Factors to Consider in Reviewing Voluntary Unpaid Leave Requests

  1. Is there a current or projected deficit or need for layoffs at the campus or within a work unit and will granting the leave address the specific deficit or need for layoffs? For example, if the deficit or layoff is only in the General Fund, granting leave to an employee paid from a revenue fund or a grant will not achieve any savings to address the shortfall (unless you can reassign a General Fund employee to the revenue/grant funded position).

  2. Can you calculate actual savings? Compare the cost of granting the leave (additional vacation/sick leave accruals and insurance benefit costs) to the costs that would be incurred if the leave is not granted (savings from involuntary reductions in hours; or the potential severance, vacation pay-off, health insurance continuation and unemployment insurance costs of layoffs that would otherwise be necessary).

  3. Can staffing needs be met? Extra consideration should be given to any situation where granting the leave would result in overtime or hiring a replacement employee.

  4. Is another type of leave appropriate? Granting this type of leave to cover periods when the employee would otherwise be off the payroll defeats the purpose of granting the leave. For example, employees should not be granted this leave if they would otherwise take another form of unpaid leave (e.g., parenthood leave, personal leave, etc.), or would not be scheduled to work (e.g., academic breaks).
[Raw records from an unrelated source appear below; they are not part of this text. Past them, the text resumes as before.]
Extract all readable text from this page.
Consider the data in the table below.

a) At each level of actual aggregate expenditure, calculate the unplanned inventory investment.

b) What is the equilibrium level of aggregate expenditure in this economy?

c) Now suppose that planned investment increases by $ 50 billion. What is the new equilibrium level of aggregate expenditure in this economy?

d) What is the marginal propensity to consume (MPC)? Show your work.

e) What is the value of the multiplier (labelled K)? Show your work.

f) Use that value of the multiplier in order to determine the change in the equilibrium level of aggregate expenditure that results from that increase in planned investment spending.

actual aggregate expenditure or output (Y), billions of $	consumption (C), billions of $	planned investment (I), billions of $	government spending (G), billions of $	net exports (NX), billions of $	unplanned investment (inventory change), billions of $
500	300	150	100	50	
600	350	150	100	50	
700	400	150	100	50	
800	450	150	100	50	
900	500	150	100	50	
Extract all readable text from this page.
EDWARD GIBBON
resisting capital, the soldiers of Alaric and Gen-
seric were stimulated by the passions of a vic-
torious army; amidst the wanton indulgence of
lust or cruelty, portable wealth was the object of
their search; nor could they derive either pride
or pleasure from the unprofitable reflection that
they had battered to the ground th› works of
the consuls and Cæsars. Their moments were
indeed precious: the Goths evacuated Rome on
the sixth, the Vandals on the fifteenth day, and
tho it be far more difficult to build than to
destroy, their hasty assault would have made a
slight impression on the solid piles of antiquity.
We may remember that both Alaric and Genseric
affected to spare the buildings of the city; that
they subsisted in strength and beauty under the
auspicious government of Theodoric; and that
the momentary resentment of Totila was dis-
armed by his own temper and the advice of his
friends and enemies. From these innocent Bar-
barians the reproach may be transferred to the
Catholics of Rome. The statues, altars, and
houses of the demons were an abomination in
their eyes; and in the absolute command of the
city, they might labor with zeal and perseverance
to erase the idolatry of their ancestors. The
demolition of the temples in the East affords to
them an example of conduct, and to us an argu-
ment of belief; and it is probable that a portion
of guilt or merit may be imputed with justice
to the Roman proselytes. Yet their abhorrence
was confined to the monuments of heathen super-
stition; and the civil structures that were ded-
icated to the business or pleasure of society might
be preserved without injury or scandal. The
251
  5. Would it be more appropriate to change the employment condition of the position? Voluntary unpaid leave should not be used as a substitute for permanent or indefinite reductions in staffing levels. If you have to reduce staffing levels permanently or you are not sure when you may be able to return to current staffing levels, granting a voluntary unpaid leave may only delay the inevitable and result in additional costs.

  6. Is the employee’s request for a specified period of time? There should ALWAYS be a specified end date for any voluntary unpaid leave. This will guard against inequitable terms and conditions for similarly situated employees and will maximize savings.